PHILADELPHIA (CN) - Three tour guides cannot pursue a free speech lawsuit against the City of Brotherly Love, which adopted a new policy that would require tour guides to pass a history and geography test before working, the 3rd Circuit ruled Monday.

The Philadelphia mayor had signed a 2008 ordinance that states "no person shall act as a tour guide on any public right-of-way within the Center City Tourist Area unless such person possess a tour guide certificate," which could be obtained by passing the city's written test. Those who violate the ordinance may incur fines or lose their business privilege license.

Michael Tait, Joshua Silver and Ann Boulais had objected to the city's plans to make the certification mandatory, claiming that it would infringe on their First Amendment rights.

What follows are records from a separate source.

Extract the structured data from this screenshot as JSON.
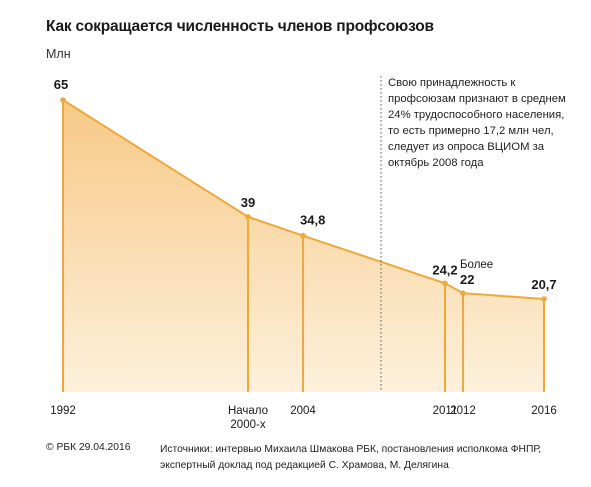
{
  "title": "Как сокращается численность членов профсоюзов",
  "unit_label": "Млн",
  "annotation": "Свою принадлежность к профсоюзам признают в среднем 24% трудоспособного населения, то есть примерно 17,2 млн чел, следует из опроса ВЦИОМ за октябрь 2008 года",
  "footer": {
    "copyright": "© РБК 29.04.2016",
    "sources_label": "Источники:",
    "sources_text": "интервью Михаила Шмакова РБК, постановления исполкома ФНПР, экспертный доклад под редакцией С. Храмова, М. Делягина"
  },
  "colors": {
    "fill_top": "#f7c986",
    "fill_bottom": "#fdf0dc",
    "line": "#f0a83a",
    "text": "#1a1a1a"
  },
  "chart_data": {
    "type": "area",
    "title": "Как сокращается численность членов профсоюзов",
    "ylabel": "Млн",
    "xlabel": "",
    "ylim": [
      0,
      65
    ],
    "grid": false,
    "points": [
      {
        "x": 1992,
        "x_label": "1992",
        "value": 65,
        "value_label": "65"
      },
      {
        "x": 2002,
        "x_label": "Начало 2000-х",
        "value": 39,
        "value_label": "39"
      },
      {
        "x": 2004,
        "x_label": "2004",
        "value": 34.8,
        "value_label": "34,8"
      },
      {
        "x": 2011,
        "x_label": "2011",
        "value": 24.2,
        "value_label": "24,2"
      },
      {
        "x": 2012,
        "x_label": "2012",
        "value": 22,
        "value_label": "22",
        "value_prefix": "Более"
      },
      {
        "x": 2016,
        "x_label": "2016",
        "value": 20.7,
        "value_label": "20,7"
      }
    ],
    "reference_line": {
      "x": 2008,
      "style": "dotted"
    }
  }
}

U.S. District Judge Jan Dubois first dismissed the suit, finding that it was not ripe since Philadelphia's budget crisis has prevented it from not yet developing the test, and the three-judge federal appeals panel affirmed in a nonprecedential opinion.

"The budget crisis in Philadelphia led to a hiring freeze and budget cuts, and the budget for the City Representative's office in 2010 was projected to be significantly less than that for 2009," Judge Barry wrote for the court, adding that there is nothing in the record about the 2011 budget.

While the city told Dubois that the certification was important to the city and would be enforced if Philadelphia had the means, it told Barry and his colleagues more recently that "it has 'disavowed' enforcing the ordinance 'for the foreseeable future,'" the ruling states.

The ruling states that the case may become ripe when or if the city does actually implement the policy, but that they see no reason why free speech would be chilled before the written test is administered and the policy is officially announced.